Von Valentina Finger, Fürstenfeldbruck

Grace Kelly stürzte mit ihrem Auto dort in die Tiefe, wo Teile ihres Hitchcock-Hits "Über den Dächern von Nizza" gedreht wurden. Für Marilyn Monroes Schlafmittel-Tod macht man wahlweise die CIA oder die Mafia verantwortlich. Romy Schneider starb ein Jahr nach ihrem Sohn, wie man sagt, an gebrochenem Herzen. Das Ableben der großen Hollywood-Diven ist oft ebenso extravagant wie ihr Leben. Ein bisschen von diesem Spektakel wünschen sich auch Berta, Carla und Meggie in ihrem Dasein. Doch statt ihre eigenen Existenzen zu etwas Besonderem zu machen, inszenieren die drei frustrierten Altenpflegerinnen glamouröse Tode für ihre Schützlinge.

Was ähnlich absurd klingt, wie ein von Unwahrscheinlichkeiten strotzender Kinofilm, ist keine Erfindung für die Bühne.

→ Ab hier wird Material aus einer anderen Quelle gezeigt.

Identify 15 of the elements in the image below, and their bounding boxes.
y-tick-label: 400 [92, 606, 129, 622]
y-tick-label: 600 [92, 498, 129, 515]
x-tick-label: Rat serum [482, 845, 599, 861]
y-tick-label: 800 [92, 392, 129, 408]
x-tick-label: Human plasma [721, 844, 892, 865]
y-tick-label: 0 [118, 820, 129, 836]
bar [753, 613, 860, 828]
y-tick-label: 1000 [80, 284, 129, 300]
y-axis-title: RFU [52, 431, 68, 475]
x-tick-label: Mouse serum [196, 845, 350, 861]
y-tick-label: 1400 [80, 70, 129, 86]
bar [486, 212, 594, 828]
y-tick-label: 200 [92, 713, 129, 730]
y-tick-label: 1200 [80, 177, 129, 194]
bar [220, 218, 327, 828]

Die Dramatikerin Theresia Walser hat für ihr Schauspiel "King Kongs Töchter" einen realen Mordfall adaptiert. Walser ist ebenfalls gelernte Altenpflegerin und hat vor ihrer Theaterkarriere kurzzeitig in der Branche gearbeitet. Sie weiß gewiss, wie es sein kann, Fäkalien vom Boden zu wischen und hilflose Menschen beim Sterben zu begleiten. Ob Philipp Jescheck, der mittlerweile so etwas wie der Hausregisseur der Neuen Bühne Bruck geworden ist, das weiß, ist nicht bekannt. Doch seine Inszenierung von Walsers Groteske geht so nahe und hinterlässt ein solch beklemmendes Gefühl, als leere er den Alten selbst jeden Morgen das Nachtgeschirr.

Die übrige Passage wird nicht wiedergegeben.